Terraform: a new approach to Infrastructure as code
- Transfer
Hello colleagues! While the brilliant Elon Musk is hatching ambitious plans for terraforming Mars , we are interested in new opportunities related to the " Infrastructure as Code " paradigm and want to offer you a translation of an article about one of the representatives of the "magnificent seven" - Terraform . Evgeni Brikman’s book on the topic is not bad, but she will be back soon, so please speak out if you want to see it in Russian by
Kamal Marhubi from Heap.
Our infrastructure is based on AWS, and we manage it with Terraform. In this publication, we have picked up for you practical tips and tricks that were useful to us in the course of work.
Terraform is a tool from Hashicorp that helps you declaratively manage your infrastructure. In this case, you do not have to manually create instances, networks, etc. in the console of your cloud provider; just write a configuration that outlines how you see your future infrastructure. This configuration is created in human-readable text format. If you want to change your infrastructure, then edit the configuration and run
If you transfer infrastructure management to text files, you will be able to arm yourself with all your favorite tools for managing source code and processes, and then reorient them to work with the infrastructure. Now the infrastructure is subject to version control systems, just like the source code, it can be reviewed in the same way or rolled back to an earlier state if something goes wrong.

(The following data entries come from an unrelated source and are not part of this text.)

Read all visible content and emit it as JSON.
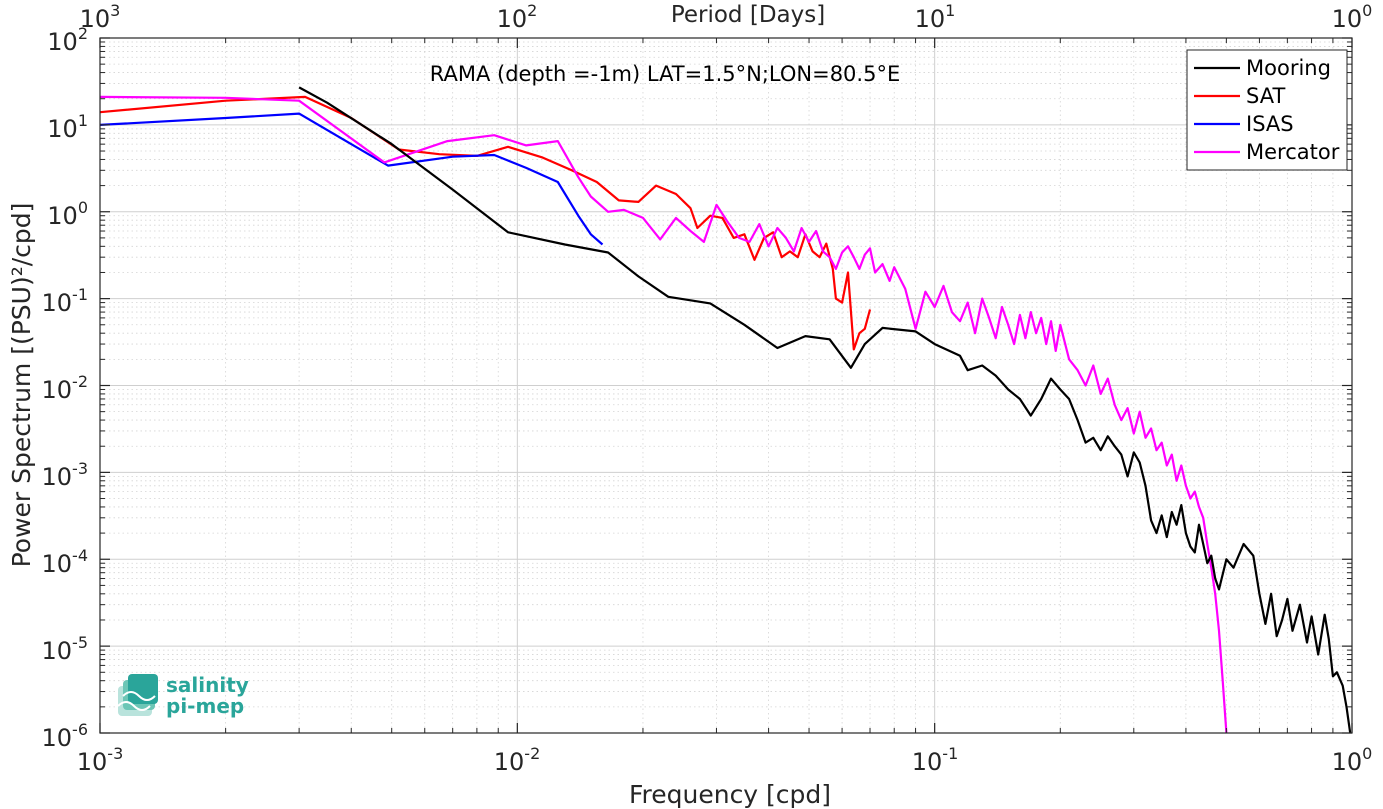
{
  "chart_data": {
    "type": "line",
    "title": "RAMA (depth =-1m) LAT=1.5°N;LON=80.5°E",
    "xlabel": "Frequency [cpd]",
    "ylabel": "Power Spectrum [(PSU)²/cpd]",
    "top_xlabel": "Period [Days]",
    "xscale": "log",
    "yscale": "log",
    "xlim": [
      0.001,
      1
    ],
    "ylim": [
      1e-06,
      100
    ],
    "grid": true,
    "legend_position": "top-right",
    "x_ticks": [
      "10",
      "10",
      "10",
      "10"
    ],
    "x_tick_exps": [
      "-3",
      "-2",
      "-1",
      "0"
    ],
    "top_ticks": [
      "10",
      "10",
      "10",
      "10"
    ],
    "top_tick_exps": [
      "3",
      "2",
      "1",
      "0"
    ],
    "y_ticks": [
      "10",
      "10",
      "10",
      "10",
      "10",
      "10",
      "10",
      "10",
      "10"
    ],
    "y_tick_exps": [
      "2",
      "1",
      "0",
      "-1",
      "-2",
      "-3",
      "-4",
      "-5",
      "-6"
    ],
    "series": [
      {
        "name": "Mooring",
        "color": "#000000",
        "points": [
          [
            0.003,
            27
          ],
          [
            0.0035,
            18
          ],
          [
            0.005,
            6
          ],
          [
            0.007,
            1.8
          ],
          [
            0.0095,
            0.58
          ],
          [
            0.013,
            0.42
          ],
          [
            0.0165,
            0.34
          ],
          [
            0.0195,
            0.18
          ],
          [
            0.023,
            0.105
          ],
          [
            0.029,
            0.088
          ],
          [
            0.035,
            0.05
          ],
          [
            0.042,
            0.027
          ],
          [
            0.049,
            0.037
          ],
          [
            0.056,
            0.034
          ],
          [
            0.063,
            0.016
          ],
          [
            0.068,
            0.03
          ],
          [
            0.075,
            0.046
          ],
          [
            0.09,
            0.042
          ],
          [
            0.1,
            0.03
          ],
          [
            0.115,
            0.022
          ],
          [
            0.12,
            0.015
          ],
          [
            0.13,
            0.017
          ],
          [
            0.14,
            0.013
          ],
          [
            0.15,
            0.009
          ],
          [
            0.16,
            0.007
          ],
          [
            0.17,
            0.0045
          ],
          [
            0.18,
            0.007
          ],
          [
            0.19,
            0.012
          ],
          [
            0.2,
            0.009
          ],
          [
            0.21,
            0.007
          ],
          [
            0.22,
            0.004
          ],
          [
            0.23,
            0.0022
          ],
          [
            0.24,
            0.0025
          ],
          [
            0.25,
            0.0018
          ],
          [
            0.26,
            0.0026
          ],
          [
            0.27,
            0.002
          ],
          [
            0.28,
            0.0016
          ],
          [
            0.29,
            0.0009
          ],
          [
            0.3,
            0.0017
          ],
          [
            0.31,
            0.0013
          ],
          [
            0.32,
            0.0007
          ],
          [
            0.33,
            0.00028
          ],
          [
            0.34,
            0.0002
          ],
          [
            0.35,
            0.00032
          ],
          [
            0.36,
            0.00018
          ],
          [
            0.37,
            0.00035
          ],
          [
            0.38,
            0.00025
          ],
          [
            0.39,
            0.00042
          ],
          [
            0.4,
            0.0002
          ],
          [
            0.41,
            0.00014
          ],
          [
            0.42,
            0.00012
          ],
          [
            0.43,
            0.00025
          ],
          [
            0.44,
            0.00015
          ],
          [
            0.45,
            9e-05
          ],
          [
            0.46,
            0.00011
          ],
          [
            0.47,
            6e-05
          ],
          [
            0.48,
            4.5e-05
          ],
          [
            0.5,
            0.0001
          ],
          [
            0.52,
            8e-05
          ],
          [
            0.55,
            0.00015
          ],
          [
            0.58,
            0.00011
          ],
          [
            0.6,
            4e-05
          ],
          [
            0.62,
            1.8e-05
          ],
          [
            0.64,
            4e-05
          ],
          [
            0.66,
            1.3e-05
          ],
          [
            0.68,
            2e-05
          ],
          [
            0.7,
            3.5e-05
          ],
          [
            0.72,
            1.5e-05
          ],
          [
            0.75,
            3e-05
          ],
          [
            0.78,
            1.1e-05
          ],
          [
            0.8,
            2.2e-05
          ],
          [
            0.83,
            8e-06
          ],
          [
            0.86,
            2.3e-05
          ],
          [
            0.88,
            1.2e-05
          ],
          [
            0.9,
            4.5e-06
          ],
          [
            0.92,
            5e-06
          ],
          [
            0.95,
            3.5e-06
          ],
          [
            0.97,
            2e-06
          ],
          [
            0.99,
            1e-06
          ]
        ]
      },
      {
        "name": "SAT",
        "color": "#ff0000",
        "points": [
          [
            0.001,
            14
          ],
          [
            0.002,
            19
          ],
          [
            0.0031,
            21
          ],
          [
            0.004,
            12
          ],
          [
            0.0052,
            5.2
          ],
          [
            0.0065,
            4.6
          ],
          [
            0.008,
            4.4
          ],
          [
            0.0095,
            5.6
          ],
          [
            0.0115,
            4.2
          ],
          [
            0.0135,
            3
          ],
          [
            0.0155,
            2.2
          ],
          [
            0.0175,
            1.35
          ],
          [
            0.0195,
            1.3
          ],
          [
            0.0215,
            2
          ],
          [
            0.024,
            1.6
          ],
          [
            0.026,
            1.1
          ],
          [
            0.027,
            0.65
          ],
          [
            0.029,
            0.9
          ],
          [
            0.031,
            0.85
          ],
          [
            0.033,
            0.5
          ],
          [
            0.035,
            0.55
          ],
          [
            0.037,
            0.28
          ],
          [
            0.039,
            0.5
          ],
          [
            0.041,
            0.58
          ],
          [
            0.043,
            0.3
          ],
          [
            0.045,
            0.35
          ],
          [
            0.047,
            0.3
          ],
          [
            0.049,
            0.55
          ],
          [
            0.051,
            0.35
          ],
          [
            0.053,
            0.3
          ],
          [
            0.055,
            0.43
          ],
          [
            0.057,
            0.22
          ],
          [
            0.058,
            0.1
          ],
          [
            0.06,
            0.09
          ],
          [
            0.062,
            0.2
          ],
          [
            0.064,
            0.026
          ],
          [
            0.066,
            0.04
          ],
          [
            0.068,
            0.045
          ],
          [
            0.07,
            0.075
          ]
        ]
      },
      {
        "name": "ISAS",
        "color": "#0000ff",
        "points": [
          [
            0.001,
            10
          ],
          [
            0.002,
            12
          ],
          [
            0.003,
            13.5
          ],
          [
            0.0049,
            3.4
          ],
          [
            0.007,
            4.3
          ],
          [
            0.0088,
            4.5
          ],
          [
            0.0105,
            3.2
          ],
          [
            0.0125,
            2.2
          ],
          [
            0.014,
            0.9
          ],
          [
            0.015,
            0.55
          ],
          [
            0.016,
            0.42
          ]
        ]
      },
      {
        "name": "Mercator",
        "color": "#ff00ff",
        "points": [
          [
            0.001,
            21
          ],
          [
            0.002,
            20.5
          ],
          [
            0.003,
            19
          ],
          [
            0.0048,
            3.7
          ],
          [
            0.0068,
            6.5
          ],
          [
            0.0088,
            7.6
          ],
          [
            0.0105,
            5.8
          ],
          [
            0.0125,
            6.5
          ],
          [
            0.014,
            2.5
          ],
          [
            0.015,
            1.5
          ],
          [
            0.0165,
            1.0
          ],
          [
            0.018,
            1.05
          ],
          [
            0.02,
            0.85
          ],
          [
            0.022,
            0.48
          ],
          [
            0.024,
            0.85
          ],
          [
            0.026,
            0.6
          ],
          [
            0.028,
            0.45
          ],
          [
            0.03,
            1.2
          ],
          [
            0.032,
            0.75
          ],
          [
            0.034,
            0.5
          ],
          [
            0.036,
            0.45
          ],
          [
            0.038,
            0.72
          ],
          [
            0.04,
            0.4
          ],
          [
            0.042,
            0.65
          ],
          [
            0.044,
            0.5
          ],
          [
            0.046,
            0.35
          ],
          [
            0.048,
            0.65
          ],
          [
            0.05,
            0.45
          ],
          [
            0.052,
            0.6
          ],
          [
            0.054,
            0.35
          ],
          [
            0.056,
            0.3
          ],
          [
            0.058,
            0.22
          ],
          [
            0.06,
            0.34
          ],
          [
            0.062,
            0.4
          ],
          [
            0.064,
            0.3
          ],
          [
            0.066,
            0.22
          ],
          [
            0.068,
            0.32
          ],
          [
            0.07,
            0.38
          ],
          [
            0.072,
            0.2
          ],
          [
            0.075,
            0.25
          ],
          [
            0.078,
            0.16
          ],
          [
            0.08,
            0.23
          ],
          [
            0.085,
            0.13
          ],
          [
            0.09,
            0.045
          ],
          [
            0.095,
            0.12
          ],
          [
            0.1,
            0.08
          ],
          [
            0.105,
            0.14
          ],
          [
            0.11,
            0.07
          ],
          [
            0.115,
            0.055
          ],
          [
            0.12,
            0.09
          ],
          [
            0.125,
            0.04
          ],
          [
            0.13,
            0.1
          ],
          [
            0.135,
            0.06
          ],
          [
            0.14,
            0.035
          ],
          [
            0.145,
            0.08
          ],
          [
            0.15,
            0.05
          ],
          [
            0.155,
            0.03
          ],
          [
            0.16,
            0.065
          ],
          [
            0.165,
            0.035
          ],
          [
            0.17,
            0.07
          ],
          [
            0.175,
            0.04
          ],
          [
            0.18,
            0.06
          ],
          [
            0.185,
            0.03
          ],
          [
            0.19,
            0.055
          ],
          [
            0.195,
            0.025
          ],
          [
            0.2,
            0.05
          ],
          [
            0.21,
            0.02
          ],
          [
            0.22,
            0.015
          ],
          [
            0.23,
            0.01
          ],
          [
            0.24,
            0.017
          ],
          [
            0.25,
            0.008
          ],
          [
            0.26,
            0.012
          ],
          [
            0.27,
            0.006
          ],
          [
            0.28,
            0.004
          ],
          [
            0.29,
            0.0055
          ],
          [
            0.3,
            0.0028
          ],
          [
            0.31,
            0.005
          ],
          [
            0.32,
            0.0025
          ],
          [
            0.33,
            0.0032
          ],
          [
            0.34,
            0.0018
          ],
          [
            0.35,
            0.0022
          ],
          [
            0.36,
            0.0012
          ],
          [
            0.37,
            0.0016
          ],
          [
            0.38,
            0.0008
          ],
          [
            0.39,
            0.0012
          ],
          [
            0.4,
            0.0007
          ],
          [
            0.41,
            0.0005
          ],
          [
            0.42,
            0.0006
          ],
          [
            0.43,
            0.0004
          ],
          [
            0.44,
            0.0003
          ],
          [
            0.45,
            0.00015
          ],
          [
            0.46,
            8e-05
          ],
          [
            0.47,
            4e-05
          ],
          [
            0.48,
            1.5e-05
          ],
          [
            0.49,
            4e-06
          ],
          [
            0.5,
            1e-06
          ]
        ]
      }
    ]
  },
  "branding": {
    "logo_line1": "salinity",
    "logo_line2": "pi-mep",
    "logo_color": "#2aa59a"
  }
}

Here's how, for example, Terraform defines an EC2 instance with an EBS volume:
If you have not tried Terraform yet, then this beginner's guide is suitable and will help you quickly get used to the flow of tasks in this tool.
In a general perspective, the Terraform data model is simple: Terraform manages resources, and resources have attributes. A few examples from the AWS world:
Terraform provides the mapping of resources described in the configuration file with the corresponding resources of the cloud provider. This mapping is called a state ; it is a giant JSON file. When launched,
It is not so difficult to understand such a data model with resources and attributes, however, it may not completely coincide with the cloud provider API. In fact, a single Terraform resource can correspond to one or several basic objects of a cloud provider - or even not match any. Here are some examples from AWS:
The latter may seem surprising. When creating
When working with Terraform, exactly the same infrastructure can be represented in several different ways. Here is another version of the description of our example instance with the EBS volume in Terraform, which gives exactly the same EC2 resources:
Now the EBS volume has become a full-fledged Terraform resource, we have delimited it from the EC2 instance. There is a third resource, synthetic, linking the first two. If we imagine our instance and volume, we can add and remove volumes, simply adding and removing resources
It often doesn’t matter which representation of EBS you choose. But sometimes, if the choice was wrong, changing your infrastructure after that will be quite difficult!
This is where we got burned. We work with a large AWS PostgreSQL cluster, and 18 EBS volumes are attached to each instance as storage. All of these instances are represented in Terraform as the only aws_instance resource with EBS volumes defined in blocks
In the instances of our database, information is stored in the ZFS file system. ZFS allows you to dynamically add block devices to grow the file system without any delay. Thus, we are gradually increasing our storage as customers send us more and more data. Since we are an analytical company and collect all kinds of information, such an opportunity is a huge help for us. We constantly optimize queries and insert operations in our cluster.. Thus, we will not get caught up in the rigid CPU-storage ratio that we selected when preparing the cluster, but we will be able to adjust the balance on the fly in order to effectively use the latest innovations.
This process could be even smoother if not for the blocks
Until recently, we used a workaround and made Terraform synchronize in several stages:
Between stages 2 and 3, the team
Having discovered the approach with
Given that we have added more than a thousand resources, we definitely were not going to do it manually. Terraform status is stored in JSON format. Although this format is stable, the documentation states that “ directly editing state files is not recommended". We would have to do it anyway, but we wanted to be sure that we were doing it right. We decided not to engage in reverse development of the JSON format, but wrote a program that uses the internal Terraform elements as a library for reading, modifying, and writing. It was not so simple, because for all of us it was the first program on Go that we had a chance to work with! But we thought it was necessary to make sure: yes, we will not confuse all Terraform states of all instances of our database into one heap.
We posted the tool on GitHub , in case you want to play with it and feel yourself in our shoes.
The launch
Always prepare a plan
If run
However, be careful when working with this file: Terraform variables are included there, therefore, if you write something secret there, this information will be recorded in the file system in unencrypted form. For example, if you transfer your credentials as variables to the cloud provider, they will be saved on disk as plain text.
Once launched,
With AWS, you can manage IAM roles and associated access rights in Terraform. The role in Terraform looks like this:
The
Finally, you need a policy that provides read-only access to all AWS resources. Amazon kindly provides a document with a description of the policies that you can simply copy and paste - this is the document we used. We define the policy
Then apply the policy to the role
You can now use the
Organizing such a role was much easier than rewriting the entire Terraform state for use.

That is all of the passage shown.